The "intermediate value theorem" says that if P(a)< 0 and P(B)> 0 then there exist [b]at least[/b] one x between a and b such that P(x)= 0. But it will not tell you how many!
Similarly, we can use DeCarte's rule: If, in counting positive and negative signs we find that there are "n sign changes" as we go from highest degree to lowest, then there are no more than n positive real roots and the actual nummber must differ from n by a multiple of two.
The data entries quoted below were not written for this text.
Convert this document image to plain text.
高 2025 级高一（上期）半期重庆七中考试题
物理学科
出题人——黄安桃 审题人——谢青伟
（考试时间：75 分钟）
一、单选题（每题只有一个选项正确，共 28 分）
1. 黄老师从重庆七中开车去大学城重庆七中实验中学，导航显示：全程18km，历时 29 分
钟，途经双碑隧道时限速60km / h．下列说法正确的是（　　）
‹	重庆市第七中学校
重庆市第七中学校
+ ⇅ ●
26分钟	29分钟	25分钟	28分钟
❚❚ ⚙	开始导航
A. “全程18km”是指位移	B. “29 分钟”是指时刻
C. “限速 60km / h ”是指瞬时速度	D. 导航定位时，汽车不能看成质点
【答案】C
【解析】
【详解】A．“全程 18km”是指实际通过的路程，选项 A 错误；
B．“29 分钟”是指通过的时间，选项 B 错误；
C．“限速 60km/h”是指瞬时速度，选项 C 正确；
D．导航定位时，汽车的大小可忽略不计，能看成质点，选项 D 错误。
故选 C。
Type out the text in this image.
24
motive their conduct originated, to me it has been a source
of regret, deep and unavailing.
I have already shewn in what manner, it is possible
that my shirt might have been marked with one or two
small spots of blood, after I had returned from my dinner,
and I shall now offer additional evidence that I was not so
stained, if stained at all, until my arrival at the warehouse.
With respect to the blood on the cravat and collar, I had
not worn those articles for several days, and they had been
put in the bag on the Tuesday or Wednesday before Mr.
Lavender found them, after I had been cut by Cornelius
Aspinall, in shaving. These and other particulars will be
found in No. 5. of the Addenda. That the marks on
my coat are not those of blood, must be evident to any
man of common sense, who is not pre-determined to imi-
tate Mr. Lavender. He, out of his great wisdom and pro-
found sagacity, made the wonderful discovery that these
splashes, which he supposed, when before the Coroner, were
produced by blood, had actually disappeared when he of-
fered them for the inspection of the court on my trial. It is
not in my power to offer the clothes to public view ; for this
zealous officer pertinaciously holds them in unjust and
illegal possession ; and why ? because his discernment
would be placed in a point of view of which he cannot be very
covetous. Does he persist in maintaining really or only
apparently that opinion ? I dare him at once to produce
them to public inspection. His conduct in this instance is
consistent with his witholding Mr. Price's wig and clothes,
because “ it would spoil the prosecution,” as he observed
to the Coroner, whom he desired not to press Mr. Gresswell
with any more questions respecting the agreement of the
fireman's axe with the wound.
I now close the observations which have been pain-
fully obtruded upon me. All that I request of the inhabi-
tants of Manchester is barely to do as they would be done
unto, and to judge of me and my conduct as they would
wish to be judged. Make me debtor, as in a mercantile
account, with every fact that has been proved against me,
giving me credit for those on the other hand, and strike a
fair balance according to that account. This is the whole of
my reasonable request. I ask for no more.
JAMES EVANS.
Here, assuming that "?" between x^7 and x^5 was a supposed to be a "+", there are NO changes of sign and so no positive real roots (obviously- all values are positive and cannot add to 0). If we change the sign on x, swapping positive and negative values, we change the sign on odd powers, getting -x^7- 10x^5- 15x+ 5= 0 so there is exactly one sign change and, since there is no non-negative number less than that by a multiple of two, there must be exactly one negative root. That is, DesCartes' rule of signs tells us this polynomial, x^7+ 10x^5+ 15x+ 5, has exactly one real (negative) zero.
But if that "?" is a negative, the number of changes in sign, + - + +, is 2 so there could be either 2 or 0 positive roots. Swapping positive and negative x gives the polynomial -x^7+ 10x^5- 15x +5 which has 3 changes in sign and so 3 or 1 negative root. So for x^7- 10x^5+ 15x+ 5, all we can say is that there may be 1, 3, or 5 real roots.